Fa subito gli esempi il dirigente azzurro. Non perde il sorriso, usa la battuta e rispolvera don Camillo, ma intanto denuncia un clima niente affatto sereno. «Ho girato molti punti di raccolta - sottolinea Scandroglio -. In qualche Comune rosso ho notato assessori, consiglieri e uomini di partito che stazionavano intorno ai gazebo, controllavano chi si avvicinava. Sembravano dire che il “Dio ti vede, Stalin no” vale solo in cabina e non certo in questa occasione». Un fatto che ha tenuto più di una persona alla larga dai banchetti. Nei piccoli centri ma non solo. E la multa di Sanremo potrebbe essere qualcosa in più di una coincidenza. Ma il coordinatore regionale non ha certo intenzione di fermarsi. «Anzi, riunirò il direttivo, perché vorrei che i banchetti continuassero, anche per dare la possibilità a chi ancora lo chiede, di aderire. È stato un momento straordinario - ripete Scandroglio -. Abbiamo capito che la gente ci vuole parlare. E da questi giorni, come già per la raccolta firme anti-Prodi, abbiamo anche noi capito l’importanza di questo contatto».

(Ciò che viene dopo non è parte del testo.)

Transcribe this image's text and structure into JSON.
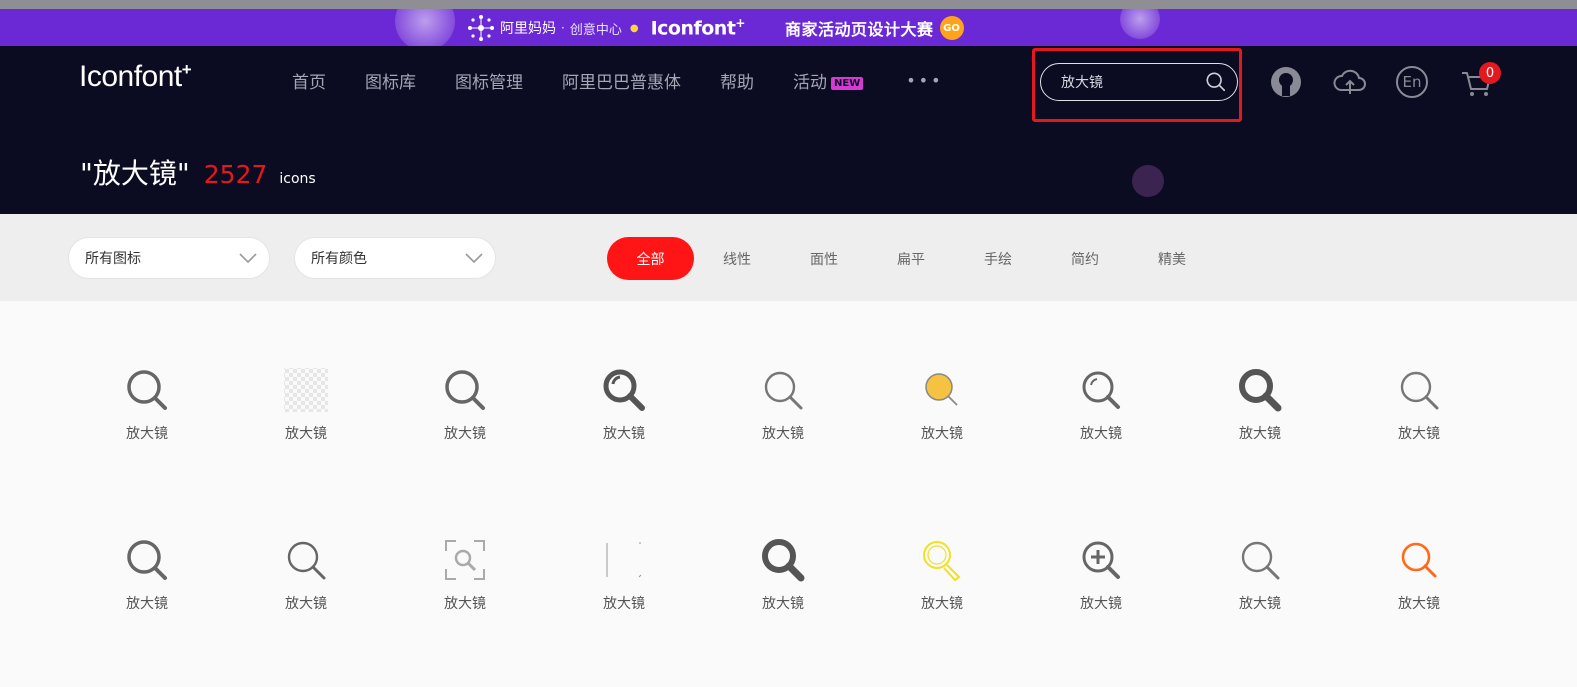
{
  "banner": {
    "brand": "阿里妈妈",
    "separator": "·",
    "subtitle": "创意中心",
    "logo_text": "Iconfont",
    "logo_plus": "+",
    "campaign_title": "商家活动页设计大赛",
    "go_label": "GO"
  },
  "header": {
    "logo_text": "Iconfont",
    "logo_plus": "+",
    "nav": [
      {
        "label": "首页"
      },
      {
        "label": "图标库"
      },
      {
        "label": "图标管理"
      },
      {
        "label": "阿里巴巴普惠体"
      },
      {
        "label": "帮助"
      },
      {
        "label": "活动"
      }
    ],
    "new_badge": "NEW",
    "more_label": "•••",
    "search": {
      "value": "放大镜",
      "icon": "search-icon"
    },
    "icons": [
      "github-icon",
      "upload-cloud-icon",
      "language-en-icon",
      "cart-icon"
    ],
    "lang_label": "En",
    "cart_count": "0"
  },
  "result": {
    "query": "\"放大镜\"",
    "count": "2527",
    "unit": "icons"
  },
  "filters": {
    "type_select": "所有图标",
    "color_select": "所有颜色",
    "tabs": [
      {
        "label": "全部"
      },
      {
        "label": "线性"
      },
      {
        "label": "面性"
      },
      {
        "label": "扁平"
      },
      {
        "label": "手绘"
      },
      {
        "label": "简约"
      },
      {
        "label": "精美"
      }
    ]
  },
  "icons": [
    {
      "label": "放大镜",
      "style": "outline-gray",
      "color": "#666666"
    },
    {
      "label": "放大镜",
      "style": "transparent-checker",
      "color": "#cccccc"
    },
    {
      "label": "放大镜",
      "style": "outline-gray",
      "color": "#666666"
    },
    {
      "label": "放大镜",
      "style": "solid-shine",
      "color": "#555555"
    },
    {
      "label": "放大镜",
      "style": "outline-thin",
      "color": "#777777"
    },
    {
      "label": "放大镜",
      "style": "yellow-fill",
      "color": "#f5c242"
    },
    {
      "label": "放大镜",
      "style": "outline-shine",
      "color": "#666666"
    },
    {
      "label": "放大镜",
      "style": "bold",
      "color": "#555555"
    },
    {
      "label": "放大镜",
      "style": "outline-thin",
      "color": "#777777"
    },
    {
      "label": "放大镜",
      "style": "outline-gray",
      "color": "#666666"
    },
    {
      "label": "放大镜",
      "style": "outline-thin",
      "color": "#666666"
    },
    {
      "label": "放大镜",
      "style": "frame-search",
      "color": "#aaaaaa"
    },
    {
      "label": "放大镜",
      "style": "faint-frame",
      "color": "#999999"
    },
    {
      "label": "放大镜",
      "style": "bold",
      "color": "#555555"
    },
    {
      "label": "放大镜",
      "style": "yellow-outline",
      "color": "#f2e021"
    },
    {
      "label": "放大镜",
      "style": "zoom-in",
      "color": "#666666"
    },
    {
      "label": "放大镜",
      "style": "outline-thin",
      "color": "#777777"
    },
    {
      "label": "放大镜",
      "style": "outline-orange",
      "color": "#ff6a1a"
    }
  ]
}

Ma cosa ha spinto davvero i cittadini a scendere in strada per raggiungere i gazebo? «La voglia di partecipare. Molti sapevano della pre-adesione, magari non tutti la confermeranno, ma intanto ci hanno dato suggerimenti, ci hanno espresso dubbi e perplessità - è l’analisi del dirigente -. Anche sul discorso delle alleanze, i cittadini sono divisi. C’è la parte più anticomunista che non vuole sentir parlare di accordi e contatti con la sinistra, che chiede di tornare all’unità con An, Udc e Lega. Ma c’è anche la parte che contesta agli alleati di avere effettivamente esagerato. Anche queste sono indicazioni importanti».
Poi c’è l’aspetto più eclatante del coinvolgimento popolare. La scelta del nome del soggetto politico ha incuriosito e interessato molti di quelli che si sono messi in fila agli 85 banchetti liguri, con cifre particolarmente esaltanti a Savona. Alla fine, dopo una partenza favorevole al «Partito della Libertà», anche in Liguria, al fotofinish, ha prevalso la più «progressista» dizione di «Popolo della Libertà». «Siamo sul 49 a 51 per cento, e molte schede dobbiamo ancora riceverle e controllarle», specifica Scandroglio. Che però tiene a ribadire quello che considera l’aspetto fondamentale di questi giorni. «Voglio ringraziare i nostri militanti e i volontari che si sono alternati ai banchetti - chiude -. Questo successo c’è stato solo grazie a loro. L’intuizione di Berlusconi è stata confermata, ma lo spirito di chi ha sfidato anche freddo e pioggia è stato commovente». Un popolo che si è fatto partito.